Enemies of Hugh Capet

One of the difficulties of publishing a scholarly book is doubtless the fact that the time-span between research and hitting the market can be several years. This struck me when reading a couple of works from 20 years ago on the Stemma of Cunigunde. I mentioned this remarkable diagram some while back in a blog post.
A plot of it on my website allows you to see more detail. This diagram is the oldest visualization in existence of a genealogy that can be independently documented. The only older genealogical visualization is the Great Stemma, where many of the persons, ranging from David and Solomon to Jesus, are historical figures, but are documented by a single source only, the Jewish and Christian scriptures, and the diagram is not contemporaneous but based on that single source.

The great modern authority on medieval tree diagrams is Christiane Klapisch-Zuber, who published her study, L’Ombre des Ancêtres, in 2000. She rightly gave considerable attention to the Stemma of Cunigunde and its medieval evolution into various new formats.
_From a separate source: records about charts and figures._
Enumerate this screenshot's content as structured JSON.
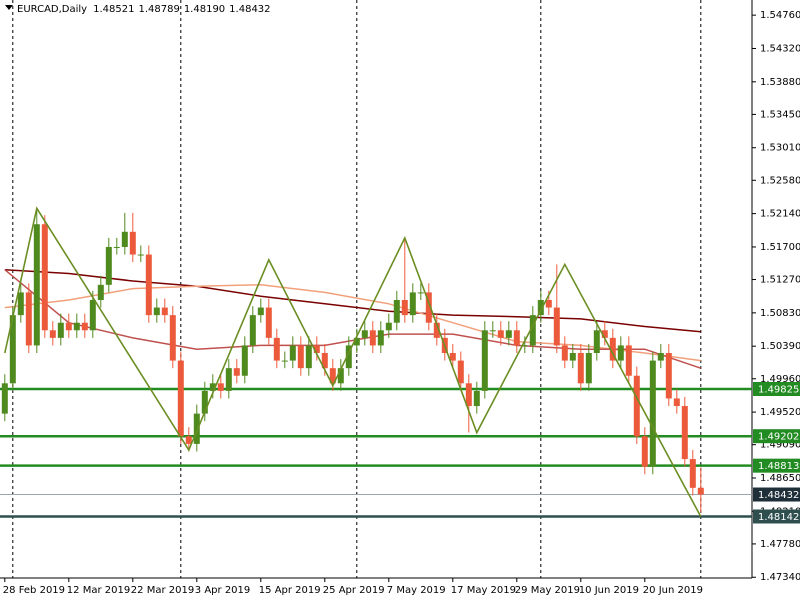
{
  "chart_data": {
    "type": "candlestick",
    "title": "EURCAD,Daily",
    "quote": [
      {
        "value": 1.48521,
        "label": "1.48521"
      },
      {
        "value": 1.48789,
        "label": "1.48789"
      },
      {
        "value": 1.4819,
        "label": "1.48190"
      },
      {
        "value": 1.48432,
        "label": "1.48432"
      }
    ],
    "up_color": "#4f8a1e",
    "down_color": "#ec5a3c",
    "xlim": [
      -0.6,
      93.4
    ],
    "ylim": [
      1.4733,
      1.5496
    ],
    "xticks": [
      {
        "value": 0,
        "label": "28 Feb 2019"
      },
      {
        "value": 8,
        "label": "12 Mar 2019"
      },
      {
        "value": 16,
        "label": "22 Mar 2019"
      },
      {
        "value": 24,
        "label": "3 Apr 2019"
      },
      {
        "value": 32,
        "label": "15 Apr 2019"
      },
      {
        "value": 40,
        "label": "25 Apr 2019"
      },
      {
        "value": 48,
        "label": "7 May 2019"
      },
      {
        "value": 56,
        "label": "17 May 2019"
      },
      {
        "value": 64,
        "label": "29 May 2019"
      },
      {
        "value": 72,
        "label": "10 Jun 2019"
      },
      {
        "value": 80,
        "label": "20 Jun 2019"
      }
    ],
    "yticks": [
      {
        "value": 1.5476,
        "label": "1.54760"
      },
      {
        "value": 1.5432,
        "label": "1.54320"
      },
      {
        "value": 1.5388,
        "label": "1.53880"
      },
      {
        "value": 1.5345,
        "label": "1.53450"
      },
      {
        "value": 1.5301,
        "label": "1.53010"
      },
      {
        "value": 1.5258,
        "label": "1.52580"
      },
      {
        "value": 1.5214,
        "label": "1.52140"
      },
      {
        "value": 1.517,
        "label": "1.51700"
      },
      {
        "value": 1.5127,
        "label": "1.51270"
      },
      {
        "value": 1.5083,
        "label": "1.50830"
      },
      {
        "value": 1.5039,
        "label": "1.50390"
      },
      {
        "value": 1.4996,
        "label": "1.49960"
      },
      {
        "value": 1.4952,
        "label": "1.49520"
      },
      {
        "value": 1.4909,
        "label": "1.49090"
      },
      {
        "value": 1.4865,
        "label": "1.48650"
      },
      {
        "value": 1.4821,
        "label": "1.48210"
      },
      {
        "value": 1.4778,
        "label": "1.47780"
      },
      {
        "value": 1.4734,
        "label": "1.47340"
      }
    ],
    "separators": [
      1,
      22,
      44,
      67,
      87
    ],
    "open": [
      1.495,
      1.499,
      1.508,
      1.511,
      1.504,
      1.52,
      1.506,
      1.505,
      1.507,
      1.506,
      1.507,
      1.506,
      1.51,
      1.512,
      1.517,
      1.517,
      1.519,
      1.516,
      1.516,
      1.508,
      1.509,
      1.508,
      1.502,
      1.492,
      1.491,
      1.495,
      1.498,
      1.499,
      1.498,
      1.501,
      1.5,
      1.504,
      1.508,
      1.509,
      1.505,
      1.502,
      1.502,
      1.504,
      1.501,
      1.504,
      1.503,
      1.501,
      1.499,
      1.501,
      1.504,
      1.505,
      1.506,
      1.504,
      1.506,
      1.507,
      1.51,
      1.508,
      1.511,
      1.511,
      1.507,
      1.505,
      1.503,
      1.502,
      1.499,
      1.496,
      1.498,
      1.506,
      1.506,
      1.505,
      1.506,
      1.504,
      1.504,
      1.508,
      1.51,
      1.509,
      1.504,
      1.502,
      1.503,
      1.499,
      1.503,
      1.506,
      1.505,
      1.502,
      1.504,
      1.5,
      1.492,
      1.488,
      1.502,
      1.503,
      1.497,
      1.496,
      1.489,
      1.48521
    ],
    "high": [
      1.5002,
      1.5092,
      1.5122,
      1.5122,
      1.5221,
      1.5212,
      1.5072,
      1.5082,
      1.5082,
      1.5082,
      1.5082,
      1.5112,
      1.5132,
      1.5182,
      1.5182,
      1.5215,
      1.5215,
      1.5172,
      1.5172,
      1.5102,
      1.5102,
      1.5092,
      1.5032,
      1.4932,
      1.4962,
      1.4992,
      1.5002,
      1.5002,
      1.5022,
      1.5022,
      1.5052,
      1.5092,
      1.5102,
      1.5102,
      1.5062,
      1.5032,
      1.5052,
      1.5052,
      1.5052,
      1.5052,
      1.5042,
      1.5022,
      1.5022,
      1.5052,
      1.5062,
      1.5072,
      1.5072,
      1.5072,
      1.5082,
      1.5112,
      1.5182,
      1.5122,
      1.5122,
      1.5122,
      1.5082,
      1.5062,
      1.5042,
      1.5032,
      1.5002,
      1.4992,
      1.5072,
      1.5072,
      1.5072,
      1.5072,
      1.5072,
      1.5052,
      1.5092,
      1.5112,
      1.5112,
      1.5147,
      1.5052,
      1.5042,
      1.5042,
      1.5042,
      1.5072,
      1.5072,
      1.5062,
      1.5052,
      1.5052,
      1.5012,
      1.4932,
      1.5032,
      1.5042,
      1.5042,
      1.4982,
      1.4972,
      1.4902,
      1.48789
    ],
    "low": [
      1.494,
      1.498,
      1.507,
      1.503,
      1.503,
      1.505,
      1.504,
      1.504,
      1.505,
      1.505,
      1.505,
      1.505,
      1.509,
      1.511,
      1.516,
      1.516,
      1.515,
      1.515,
      1.507,
      1.507,
      1.507,
      1.501,
      1.491,
      1.49,
      1.49,
      1.494,
      1.497,
      1.497,
      1.497,
      1.499,
      1.499,
      1.503,
      1.507,
      1.504,
      1.501,
      1.501,
      1.501,
      1.5,
      1.5,
      1.502,
      1.5,
      1.498,
      1.498,
      1.5,
      1.503,
      1.504,
      1.503,
      1.503,
      1.505,
      1.506,
      1.507,
      1.507,
      1.51,
      1.506,
      1.504,
      1.502,
      1.501,
      1.498,
      1.4925,
      1.495,
      1.497,
      1.505,
      1.504,
      1.504,
      1.503,
      1.503,
      1.503,
      1.507,
      1.508,
      1.503,
      1.501,
      1.501,
      1.498,
      1.498,
      1.502,
      1.504,
      1.501,
      1.501,
      1.499,
      1.491,
      1.487,
      1.487,
      1.501,
      1.496,
      1.495,
      1.488,
      1.4842,
      1.4819
    ],
    "close": [
      1.499,
      1.508,
      1.511,
      1.504,
      1.52,
      1.506,
      1.505,
      1.507,
      1.506,
      1.507,
      1.506,
      1.51,
      1.512,
      1.517,
      1.517,
      1.519,
      1.516,
      1.516,
      1.508,
      1.509,
      1.508,
      1.502,
      1.492,
      1.491,
      1.495,
      1.498,
      1.499,
      1.498,
      1.501,
      1.5,
      1.504,
      1.508,
      1.509,
      1.505,
      1.502,
      1.502,
      1.504,
      1.501,
      1.504,
      1.503,
      1.501,
      1.499,
      1.501,
      1.504,
      1.505,
      1.506,
      1.504,
      1.506,
      1.507,
      1.51,
      1.508,
      1.511,
      1.511,
      1.507,
      1.505,
      1.503,
      1.502,
      1.499,
      1.496,
      1.498,
      1.506,
      1.506,
      1.505,
      1.506,
      1.504,
      1.504,
      1.508,
      1.51,
      1.509,
      1.504,
      1.502,
      1.503,
      1.499,
      1.503,
      1.506,
      1.505,
      1.502,
      1.504,
      1.5,
      1.492,
      1.488,
      1.502,
      1.503,
      1.497,
      1.496,
      1.489,
      1.4852,
      1.48432
    ],
    "series": [
      {
        "color": "#7a0000",
        "x": [
          0,
          8,
          16,
          24,
          32,
          40,
          48,
          56,
          64,
          72,
          80,
          87
        ],
        "values": [
          1.514,
          1.5135,
          1.5125,
          1.5118,
          1.5105,
          1.5095,
          1.5085,
          1.508,
          1.5078,
          1.5075,
          1.5065,
          1.5058
        ]
      },
      {
        "color": "#f2a07a",
        "x": [
          0,
          8,
          16,
          24,
          32,
          40,
          48,
          56,
          64,
          72,
          80,
          87
        ],
        "values": [
          1.509,
          1.51,
          1.5115,
          1.5118,
          1.512,
          1.511,
          1.5095,
          1.507,
          1.5045,
          1.504,
          1.503,
          1.502
        ]
      },
      {
        "color": "#c0504d",
        "x": [
          0,
          8,
          16,
          24,
          32,
          40,
          48,
          56,
          64,
          72,
          80,
          87
        ],
        "values": [
          1.514,
          1.507,
          1.505,
          1.5035,
          1.504,
          1.504,
          1.5055,
          1.5055,
          1.504,
          1.5035,
          1.5035,
          1.501
        ]
      }
    ],
    "zigzag": {
      "color": "#6b8e23",
      "x": [
        0,
        4,
        23,
        33,
        41,
        50,
        59,
        70,
        87
      ],
      "values": [
        1.503,
        1.5221,
        1.4902,
        1.5153,
        1.4987,
        1.5182,
        1.4925,
        1.5147,
        1.4814
      ]
    },
    "levels": [
      {
        "value": 1.49825,
        "label": "1.49825",
        "color": "#228b22"
      },
      {
        "value": 1.49202,
        "label": "1.49202",
        "color": "#228b22"
      },
      {
        "value": 1.48813,
        "label": "1.48813",
        "color": "#228b22"
      },
      {
        "value": 1.48432,
        "label": "1.48432",
        "color": "#1f2f3a"
      },
      {
        "value": 1.48142,
        "label": "1.48142",
        "color": "#2f4f4f"
      }
    ]
  }
}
What I now notice is that her investigation must have been conducted a good decade before her book's publication, because she does not cite the two key studies dating from 1992 and 1994, by Nora Gädeke and Karl Schmid, which advance our knowledge of the Stemma of Cunigunde.

Schmid's study of the Stemma was especially interesting. He instantly recognized that its subject and focus is Cunigunde (at the bottom left), not Charlemagne or any of the figures high up the diagram.

He proposed that the Munich manuscript is a copy, perhaps made decades later, of a document probably drawn up in Metz, where Cunigunde's villainous brother Dietrich II was bishop and no doubt had clerks and a library capable of drawing such a work. Schmid does not opt for a date, though tendentially he suggests this would have been after Cunigunde's coronation as empress in Rome in 1013.

The purpose of his article is to argue that the stemma's core content must go back to a 991 visualization that would have been drawn up by "Carolingian legitimists" in support of Karl, a child, as pretender to the kingship of West Francia in opposition to Hugh Capet (elected 987). Hugh won out and is now regarded as the first king of France, the legitimists lost, and little Karl (the last Carolus in the diagram) simply falls off the face of history. Whether he was killed or lived out a full life as a pitiable might-have-been is unknown. Instead he gains his place in history as the original inspiration for a very remarkable diagram.

The eye-catching festoons at the left and right of the drawing above would have been created to make room to add Cunigunde and the Ottonians to the anti-Capet diagram.

Schmid (Wikipedia entry) bases this ingenious lost-diagram hypothesis on an analysis of errors and non-sequiturs in the graphic arrangement that survives. His article is a most impressive feat of graphic reconstruction, and I think his point of view is convincing. As far as I know, this was the last scholarly thing he wrote. It was published following his 1993 death in a volume that contains his obituary.

From Forum Eeerste Wereldoorlog.nl
He even reaches back a little further, tentatively suggesting that the enemies of Hugh Capet may have found their model in a hypothetical document dating from the 978-984 war between Lothair of West Francia and the Ottonians. Schmid thinks that because the stemma often suppresses the title of "emperor" and because the final central roundel in the drawing above is empty, omitting the name of Louis le Fainéant which should obviously fill it, that ur-ur-diagram might have existed. He conjectures that this could have been a piece of proto-French political propaganda circulated during that conflict to ridicule the proto-Germans' pretensions to be upholding a (First) Reich. That is a sobering millennial thought in this year, when we often have in mind the sombre centenary of a war where elaborate French propaganda, like L'Impérial Semeur at right, so often mocked the Second Reich.

Gädeke, Nora. Zeugnisse bildlicher Darstellung der Nachkommenschaft Heinrichs I. Arbeiten zur Fruhmittelalterforschung 22. De Gruyter, 1992.
Klapisch-Zuber, Christiane. L’Ombre des Ancêtres. Paris: Fayard, 2000.
Schmid, Karl. “Ein verlorenes Stemma Regum Franciae. Zugleich ein Beitrag zur Entstehung und Funktion karolingischer (Bild-)Genealogien in salisch-staufischer Zeit.” Frühmittelalterliche Studien 28 (1994): 196–225. doi:10.1515/9783110242263.196.